Productions de la Fabrique de Poteries, Cliousclat (26) © R. Chambaud

Du développement local au développement culturel : quand la céramique s’expose

Par essence, la céramique d’art est un objet tangible qui se diffuse à la fois dans l’espace marchand et dans l’espace social. Les phénomènes d’artification et de patrimonialisation de cet objet d’art lui ont permis de pénétrer de nouveaux espaces de diffusion. Pour illustrer les enjeux de la diffusion de la céramique d’art, il est intéressant de questionner le rôle des expositions. Cet exemple de manifestation événementielle nous permet de comprendre le processus d’ « événementialisation » de la céramique d’art. Elisa Ullauri Lloré considère, en partant des travaux de Jean Davallon que l’exposition fonctionne comme un dispositif communicationnel et symbolique (*), l’exposition serait donc un média à part entière. L’exposition est ancrée dans un espace qui fait l’objet la plupart du temps, d’une scénographie. Cette démarche permet de mettre en avant le travail et l’identité de l’auteur des créations artistiques. Le céramiste dès lors qu’il participe à une exposition voit donc son univers prendre forme dans un espace, hors des murs de son atelier. Ces lieux contribuent à la valorisation de l’univers des créateurs, notamment en le matérialisant dans l’espace. Les expositions des céramistes d’art contribuent à décloisonner et à redéfinir les frontières de la céramique contemporaine. Elles permettent également de renouveler l’image traditionnelle de la céramique en mettant en lumière les nouvelles formes de collaborations. L’exposition joue un rôle important pour les artisans et métiers d’art puisqu’elle peut leur ouvrir des perspectives importantes de développement humain, économique et culturel. Jean Davallon considère qu’une exposition est à la fois une « situation de rencontre » mais aussi un outil à part entière de communication générant un impact social(*).

Focus sur l’exposition 3D.3TERRES du 8 Fablab

L’introduction de l’imprimante 3D céramique sur le territoire drômois que nous évoquions précédemment a donné lieu à l’exposition 3D.3TERRES (*) menée en collaboration avec trois territoires ruraux de la Drôme et de la Chambre de métiers et de l’artisanat de la Drôme. Cap Rural, centre de ressources qui promeut et accompagne le développement des territoires ruraux et péri-urbains d’Auvergne-Rhône-Alpes, s’est associé au 8 Fablab pour porter ce projet et a pu apporter son expertise en termes de connaissance du territoire pour impulser une dynamique locale. Les porteurs du projet ont choisi trois territoires marqués par la tradition potière : Dieulefit, Cliousclat et Saint-Uze.

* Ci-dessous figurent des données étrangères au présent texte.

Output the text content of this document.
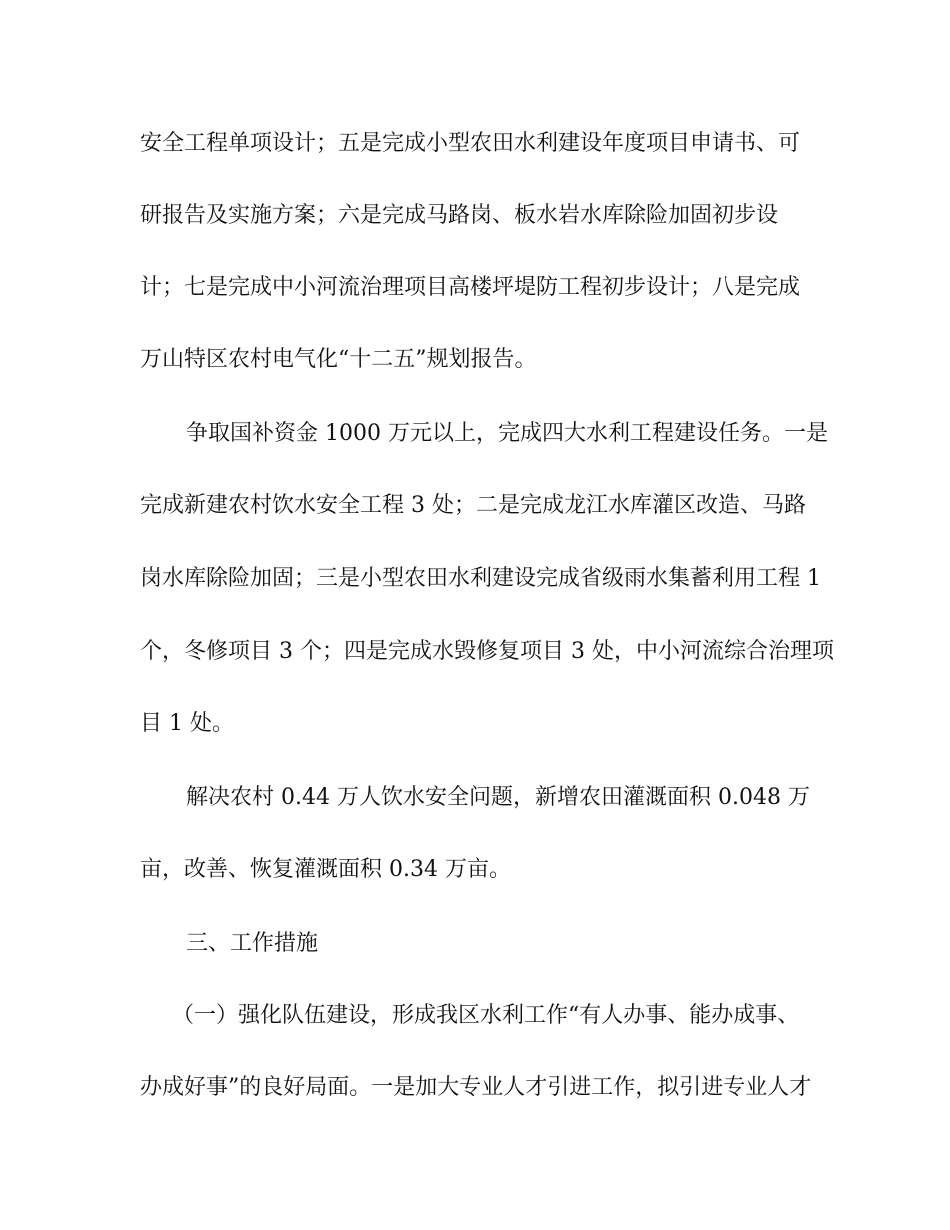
安全工程单项设计；五是完成小型农田水利建设年度项目申请书、可
研报告及实施方案；六是完成马路岗、板水岩水库除险加固初步设
计；七是完成中小河流治理项目高楼坪堤防工程初步设计；八是完成
万山特区农村电气化“十二五”规划报告。
争取国补资金 1000 万元以上，完成四大水利工程建设任务。一是
完成新建农村饮水安全工程 3 处；二是完成龙江水库灌区改造、马路
岗水库除险加固；三是小型农田水利建设完成省级雨水集蓄利用工程 1
个，冬修项目 3 个；四是完成水毁修复项目 3 处，中小河流综合治理项
目 1 处。
解决农村 0.44 万人饮水安全问题，新增农田灌溉面积 0.048 万
亩，改善、恢复灌溉面积 0.34 万亩。
三、工作措施
（一）强化队伍建设，形成我区水利工作“有人办事、能办成事、
办成好事”的良好局面。一是加大专业人才引进工作，拟引进专业人才
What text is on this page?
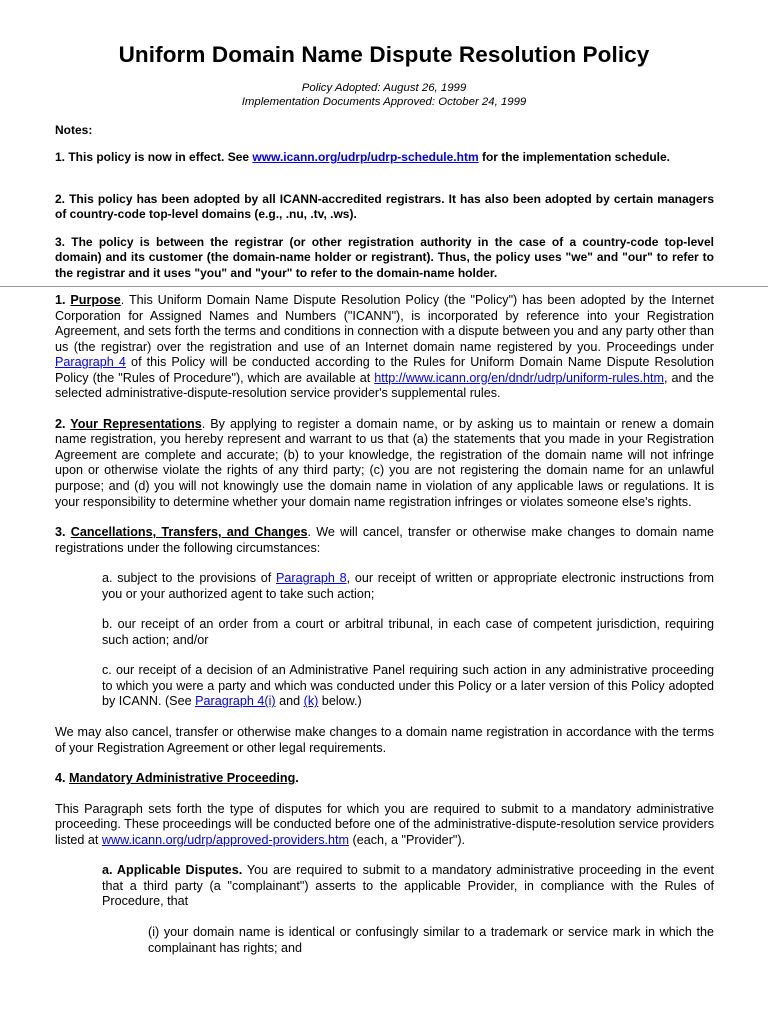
Uniform Domain Name Dispute Resolution Policy
Policy Adopted: August 26, 1999
Implementation Documents Approved: October 24, 1999
Notes:

1. This policy is now in effect. See www.icann.org/udrp/udrp-schedule.htm for the implementation schedule.

2. This policy has been adopted by all ICANN-accredited registrars. It has also been adopted by certain managers of country-code top-level domains (e.g., .nu, .tv, .ws).

3. The policy is between the registrar (or other registration authority in the case of a country-code top-level domain) and its customer (the domain-name holder or registrant). Thus, the policy uses "we" and "our" to refer to the registrar and it uses "you" and "your" to refer to the domain-name holder.

1. Purpose. This Uniform Domain Name Dispute Resolution Policy (the "Policy") has been adopted by the Internet Corporation for Assigned Names and Numbers ("ICANN"), is incorporated by reference into your Registration Agreement, and sets forth the terms and conditions in connection with a dispute between you and any party other than us (the registrar) over the registration and use of an Internet domain name registered by you. Proceedings under Paragraph 4 of this Policy will be conducted according to the Rules for Uniform Domain Name Dispute Resolution Policy (the "Rules of Procedure"), which are available at http://www.icann.org/en/dndr/udrp/uniform-rules.htm, and the selected administrative-dispute-resolution service provider's supplemental rules.

2. Your Representations. By applying to register a domain name, or by asking us to maintain or renew a domain name registration, you hereby represent and warrant to us that (a) the statements that you made in your Registration Agreement are complete and accurate; (b) to your knowledge, the registration of the domain name will not infringe upon or otherwise violate the rights of any third party; (c) you are not registering the domain name for an unlawful purpose; and (d) you will not knowingly use the domain name in violation of any applicable laws or regulations. It is your responsibility to determine whether your domain name registration infringes or violates someone else's rights.

3. Cancellations, Transfers, and Changes. We will cancel, transfer or otherwise make changes to domain name registrations under the following circumstances:

a. subject to the provisions of Paragraph 8, our receipt of written or appropriate electronic instructions from you or your authorized agent to take such action;

b. our receipt of an order from a court or arbitral tribunal, in each case of competent jurisdiction, requiring such action; and/or

c. our receipt of a decision of an Administrative Panel requiring such action in any administrative proceeding to which you were a party and which was conducted under this Policy or a later version of this Policy adopted by ICANN. (See Paragraph 4(i) and (k) below.)

We may also cancel, transfer or otherwise make changes to a domain name registration in accordance with the terms of your Registration Agreement or other legal requirements.

4. Mandatory Administrative Proceeding.

This Paragraph sets forth the type of disputes for which you are required to submit to a mandatory administrative proceeding. These proceedings will be conducted before one of the administrative-dispute-resolution service providers listed at www.icann.org/udrp/approved-providers.htm (each, a "Provider").

a. Applicable Disputes. You are required to submit to a mandatory administrative proceeding in the event that a third party (a "complainant") asserts to the applicable Provider, in compliance with the Rules of Procedure, that

(i) your domain name is identical or confusingly similar to a trademark or service mark in which the complainant has rights; and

Dix sept professionnels issus de ces territoires ont participé au projet et ont suivi en amont des formations pour utiliser la machine. Ils ont été accompagnés par des techniciens du Fablab tout au long du processus de création : de la conception numérique des modèles à leurs impressions. Les céramistes ont pu découvrir et s’approprier ces nouveaux outils numériques, qui révolutionnent leurs pratiques traditionnelles. Les 80 pièces conçues de façon numérique puis imprimées grâce à l’imprimante 3D céramique du 8 Fablab à Crest ont été diffusées lors d’une exposition collective, l’exposition 3D.3TERRES. Cet exemple d’action culturelle en faveur de l’artisanat d’art, de l’innovation et des nouvelles technologies est sans conteste vecteur de développement culturel. L’insertion de l’imprimante 3D céramique sur le territoire drômois a permis de renforcer le tissu économique local en diffusant une image d’innovation et de création artistique dynamique.

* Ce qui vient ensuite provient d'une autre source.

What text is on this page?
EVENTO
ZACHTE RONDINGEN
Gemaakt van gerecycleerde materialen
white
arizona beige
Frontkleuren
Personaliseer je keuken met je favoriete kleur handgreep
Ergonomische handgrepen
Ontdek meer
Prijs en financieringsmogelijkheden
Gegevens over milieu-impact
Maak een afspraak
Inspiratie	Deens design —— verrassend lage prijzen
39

Le sujet de ma thèse professionnelle m’a permis d’identifier de nombreux enjeux liés à la valorisation des métiers d’art et à la mutualisation de la céramique d’art dans sa dimension créative, commerciale et sociale. Au-delà des trois axes de développement – local, économique et culturel – que j’ai mis en lumière, il serait intéressant d’approfondir la question de la transition écologique et son inscription dans la « chaîne de valeur » de la céramique d’art et de sa contribution au développement durable.